Reductionism

Reductionism has three types; the first two are philosophical, and the third is a common scientific strategy.

I. Ontological reductionism denies the being of higher levels of reality: “So-called spiritual reality is nothing but a psychological experience; psychological experience is nothing but a biological process; and a biological process is nothing but a set of biochemical events.”

II. Epistemological reductionism claims to explain a higher-level science wholly in terms of a lower-level science, for example, “Scientific theories using psychological terms can, in principle, be reduced to scientific theories using only biological terms; in the future scientists will be able to explain biological terms solely in terms of chemistry and physics.” So-called “non-reductive materialism” accepts ontological reductionism but rejects epistemological reductionism.

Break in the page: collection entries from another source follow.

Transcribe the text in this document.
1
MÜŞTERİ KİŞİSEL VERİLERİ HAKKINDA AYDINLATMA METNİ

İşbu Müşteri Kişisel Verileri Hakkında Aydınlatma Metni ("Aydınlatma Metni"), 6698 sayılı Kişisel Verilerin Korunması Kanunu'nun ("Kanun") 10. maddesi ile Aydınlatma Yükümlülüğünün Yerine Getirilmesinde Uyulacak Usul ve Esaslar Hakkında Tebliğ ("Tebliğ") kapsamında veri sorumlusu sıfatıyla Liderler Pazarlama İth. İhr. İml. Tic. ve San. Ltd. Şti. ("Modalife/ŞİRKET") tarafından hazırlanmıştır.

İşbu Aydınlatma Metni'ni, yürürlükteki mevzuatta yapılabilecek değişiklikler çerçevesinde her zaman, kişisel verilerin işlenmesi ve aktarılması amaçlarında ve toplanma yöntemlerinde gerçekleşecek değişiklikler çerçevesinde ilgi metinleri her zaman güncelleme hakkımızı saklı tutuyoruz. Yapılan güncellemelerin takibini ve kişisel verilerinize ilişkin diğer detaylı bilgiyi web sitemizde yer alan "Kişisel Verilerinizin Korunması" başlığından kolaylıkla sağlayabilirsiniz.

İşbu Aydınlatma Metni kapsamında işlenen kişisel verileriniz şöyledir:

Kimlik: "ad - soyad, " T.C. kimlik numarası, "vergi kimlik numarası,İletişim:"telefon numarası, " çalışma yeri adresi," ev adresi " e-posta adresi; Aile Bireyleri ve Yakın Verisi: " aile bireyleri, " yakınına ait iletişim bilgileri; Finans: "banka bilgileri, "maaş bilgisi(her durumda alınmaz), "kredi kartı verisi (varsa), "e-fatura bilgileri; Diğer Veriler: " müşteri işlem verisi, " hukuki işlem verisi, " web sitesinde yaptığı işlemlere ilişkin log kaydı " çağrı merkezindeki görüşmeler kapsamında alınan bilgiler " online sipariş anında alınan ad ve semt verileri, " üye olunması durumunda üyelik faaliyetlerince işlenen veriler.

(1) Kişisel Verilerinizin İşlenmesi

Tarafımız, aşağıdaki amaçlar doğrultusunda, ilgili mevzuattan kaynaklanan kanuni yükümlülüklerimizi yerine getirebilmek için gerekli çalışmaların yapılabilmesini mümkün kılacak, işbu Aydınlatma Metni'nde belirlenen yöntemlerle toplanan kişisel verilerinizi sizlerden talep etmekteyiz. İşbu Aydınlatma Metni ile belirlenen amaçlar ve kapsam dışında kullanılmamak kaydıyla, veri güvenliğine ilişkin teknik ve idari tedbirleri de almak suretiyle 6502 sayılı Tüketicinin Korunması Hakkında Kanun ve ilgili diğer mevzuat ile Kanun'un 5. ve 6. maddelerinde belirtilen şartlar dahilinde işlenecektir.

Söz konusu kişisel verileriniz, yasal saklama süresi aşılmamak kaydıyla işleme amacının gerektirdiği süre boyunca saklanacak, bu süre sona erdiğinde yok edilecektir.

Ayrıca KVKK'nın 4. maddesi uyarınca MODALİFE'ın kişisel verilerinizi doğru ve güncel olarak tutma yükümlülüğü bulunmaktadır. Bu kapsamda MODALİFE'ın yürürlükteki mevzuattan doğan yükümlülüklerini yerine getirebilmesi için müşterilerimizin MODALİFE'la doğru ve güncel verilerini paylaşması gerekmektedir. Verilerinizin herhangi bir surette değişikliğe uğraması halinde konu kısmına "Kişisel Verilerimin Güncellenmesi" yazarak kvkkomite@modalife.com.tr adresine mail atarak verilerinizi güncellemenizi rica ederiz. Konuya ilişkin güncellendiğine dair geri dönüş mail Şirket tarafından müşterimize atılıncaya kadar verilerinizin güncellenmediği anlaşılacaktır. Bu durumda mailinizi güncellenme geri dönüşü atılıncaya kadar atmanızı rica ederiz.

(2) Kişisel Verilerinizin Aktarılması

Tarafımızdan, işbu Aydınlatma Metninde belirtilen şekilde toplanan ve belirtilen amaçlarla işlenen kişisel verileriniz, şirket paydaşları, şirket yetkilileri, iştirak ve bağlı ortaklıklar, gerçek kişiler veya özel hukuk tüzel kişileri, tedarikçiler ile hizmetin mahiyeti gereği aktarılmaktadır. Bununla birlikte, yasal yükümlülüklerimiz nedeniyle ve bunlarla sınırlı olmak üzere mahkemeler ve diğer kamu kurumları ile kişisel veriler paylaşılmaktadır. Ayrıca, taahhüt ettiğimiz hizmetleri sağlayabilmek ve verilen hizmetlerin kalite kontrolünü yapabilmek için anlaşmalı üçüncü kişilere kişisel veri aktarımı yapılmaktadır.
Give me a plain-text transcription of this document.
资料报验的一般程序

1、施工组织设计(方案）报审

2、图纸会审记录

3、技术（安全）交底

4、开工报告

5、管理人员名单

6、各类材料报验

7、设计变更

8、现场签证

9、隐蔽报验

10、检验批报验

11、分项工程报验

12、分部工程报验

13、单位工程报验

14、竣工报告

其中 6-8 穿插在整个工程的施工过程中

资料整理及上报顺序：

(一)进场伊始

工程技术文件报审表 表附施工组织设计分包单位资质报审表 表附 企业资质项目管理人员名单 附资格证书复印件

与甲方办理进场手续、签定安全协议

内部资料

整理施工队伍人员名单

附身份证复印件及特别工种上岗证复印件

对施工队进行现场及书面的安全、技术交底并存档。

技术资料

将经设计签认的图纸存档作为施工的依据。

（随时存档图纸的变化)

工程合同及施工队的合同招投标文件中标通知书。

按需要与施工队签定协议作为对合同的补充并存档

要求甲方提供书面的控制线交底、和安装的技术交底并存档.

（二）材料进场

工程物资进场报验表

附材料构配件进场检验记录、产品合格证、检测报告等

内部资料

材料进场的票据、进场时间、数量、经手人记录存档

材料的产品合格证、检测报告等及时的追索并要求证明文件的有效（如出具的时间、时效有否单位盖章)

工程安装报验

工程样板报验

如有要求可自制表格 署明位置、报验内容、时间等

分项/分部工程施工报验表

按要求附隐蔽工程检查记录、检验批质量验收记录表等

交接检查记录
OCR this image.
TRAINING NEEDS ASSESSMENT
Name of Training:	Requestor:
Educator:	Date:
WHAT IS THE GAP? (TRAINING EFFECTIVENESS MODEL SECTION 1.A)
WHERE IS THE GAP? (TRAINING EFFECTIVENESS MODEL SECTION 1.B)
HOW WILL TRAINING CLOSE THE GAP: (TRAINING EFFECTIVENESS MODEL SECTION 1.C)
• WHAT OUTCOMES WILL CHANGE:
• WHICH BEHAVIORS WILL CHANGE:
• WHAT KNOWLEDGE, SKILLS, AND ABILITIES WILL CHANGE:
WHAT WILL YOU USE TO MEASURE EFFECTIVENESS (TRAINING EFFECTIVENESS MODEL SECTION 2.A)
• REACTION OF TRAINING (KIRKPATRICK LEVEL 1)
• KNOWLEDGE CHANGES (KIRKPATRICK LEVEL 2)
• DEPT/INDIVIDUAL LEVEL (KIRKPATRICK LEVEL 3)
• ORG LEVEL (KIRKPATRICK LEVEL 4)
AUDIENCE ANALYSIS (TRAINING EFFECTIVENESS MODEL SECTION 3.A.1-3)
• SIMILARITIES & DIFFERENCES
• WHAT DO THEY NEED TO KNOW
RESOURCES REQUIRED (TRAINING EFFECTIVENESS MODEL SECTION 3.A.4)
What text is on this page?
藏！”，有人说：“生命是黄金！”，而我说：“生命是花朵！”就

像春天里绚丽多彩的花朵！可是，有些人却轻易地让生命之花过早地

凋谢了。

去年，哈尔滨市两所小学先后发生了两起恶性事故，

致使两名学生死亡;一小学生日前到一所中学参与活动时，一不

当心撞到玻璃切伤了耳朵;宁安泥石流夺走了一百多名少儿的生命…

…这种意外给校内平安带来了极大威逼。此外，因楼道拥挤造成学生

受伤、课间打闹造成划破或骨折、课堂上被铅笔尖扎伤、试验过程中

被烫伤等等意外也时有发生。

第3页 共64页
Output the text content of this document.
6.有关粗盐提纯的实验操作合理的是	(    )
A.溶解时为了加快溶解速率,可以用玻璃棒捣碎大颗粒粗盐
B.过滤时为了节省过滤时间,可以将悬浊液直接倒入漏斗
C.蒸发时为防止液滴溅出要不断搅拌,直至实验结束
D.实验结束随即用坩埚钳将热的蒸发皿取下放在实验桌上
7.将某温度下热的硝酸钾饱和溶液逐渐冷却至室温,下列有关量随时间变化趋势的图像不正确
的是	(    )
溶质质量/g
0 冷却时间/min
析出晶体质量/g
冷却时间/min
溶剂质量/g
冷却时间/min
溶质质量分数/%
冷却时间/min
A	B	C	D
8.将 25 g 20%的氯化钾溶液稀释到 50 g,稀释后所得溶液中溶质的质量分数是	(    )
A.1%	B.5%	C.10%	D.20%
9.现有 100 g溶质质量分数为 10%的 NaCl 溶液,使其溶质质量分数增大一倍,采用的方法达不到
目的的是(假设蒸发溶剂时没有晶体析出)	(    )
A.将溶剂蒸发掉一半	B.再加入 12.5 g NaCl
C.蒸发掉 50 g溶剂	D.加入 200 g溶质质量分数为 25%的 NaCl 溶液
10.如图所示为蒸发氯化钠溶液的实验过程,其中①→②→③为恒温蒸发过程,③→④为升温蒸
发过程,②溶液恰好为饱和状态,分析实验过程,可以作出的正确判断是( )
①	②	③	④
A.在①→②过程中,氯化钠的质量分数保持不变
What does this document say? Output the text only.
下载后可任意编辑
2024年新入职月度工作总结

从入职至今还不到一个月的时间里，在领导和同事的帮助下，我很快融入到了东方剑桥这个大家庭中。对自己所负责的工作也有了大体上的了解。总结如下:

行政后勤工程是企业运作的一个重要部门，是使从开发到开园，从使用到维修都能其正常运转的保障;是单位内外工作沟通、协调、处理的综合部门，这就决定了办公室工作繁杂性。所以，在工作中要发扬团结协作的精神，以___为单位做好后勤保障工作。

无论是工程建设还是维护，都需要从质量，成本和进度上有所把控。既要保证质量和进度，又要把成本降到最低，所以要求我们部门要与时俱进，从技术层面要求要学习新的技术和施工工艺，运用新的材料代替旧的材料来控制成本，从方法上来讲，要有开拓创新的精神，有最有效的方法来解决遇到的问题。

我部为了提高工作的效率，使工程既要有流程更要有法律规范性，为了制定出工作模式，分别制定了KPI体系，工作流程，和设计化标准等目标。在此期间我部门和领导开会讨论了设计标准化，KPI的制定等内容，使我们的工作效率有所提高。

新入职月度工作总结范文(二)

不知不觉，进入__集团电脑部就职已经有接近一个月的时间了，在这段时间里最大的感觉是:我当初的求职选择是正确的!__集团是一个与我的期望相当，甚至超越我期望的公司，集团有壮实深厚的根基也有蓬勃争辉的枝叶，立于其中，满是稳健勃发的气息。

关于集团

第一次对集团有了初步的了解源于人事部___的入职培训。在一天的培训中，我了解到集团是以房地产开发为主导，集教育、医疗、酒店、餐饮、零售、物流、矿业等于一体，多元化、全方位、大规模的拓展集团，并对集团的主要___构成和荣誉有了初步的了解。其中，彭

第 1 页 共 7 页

III. Methodological reductionism says, “In order to have a coherent and rigorous science, we exclude any hypotheses about spirit. For the purposes of this research program, we restrict our conclusions about spiritual experience to the language of neuroscience.” Note that religionists and atheists can in good faith co-author reports of methodologically restricted research. Nevertheless, methodological reductionism may be problematic, too, because it raises a crucial question in the philosophy of science. Science, scientia in Latin, means knowledge, which implies knowledge of the region of reality that it addresses. It would be absurd to claim to plumb the meaning of human action by the methods of chemistry. Should not the method appropriate to a given region of reality be attuned to that region itself? This observation does not imply that chemistry says nothing important about action, but it does imply that the meaningfulness of what chemistry tells us depends on a prior understanding of action itself. Making a commitment to a scientific method on account of its quantitative precision or other epistemological advantages can hobble access to the region to be known.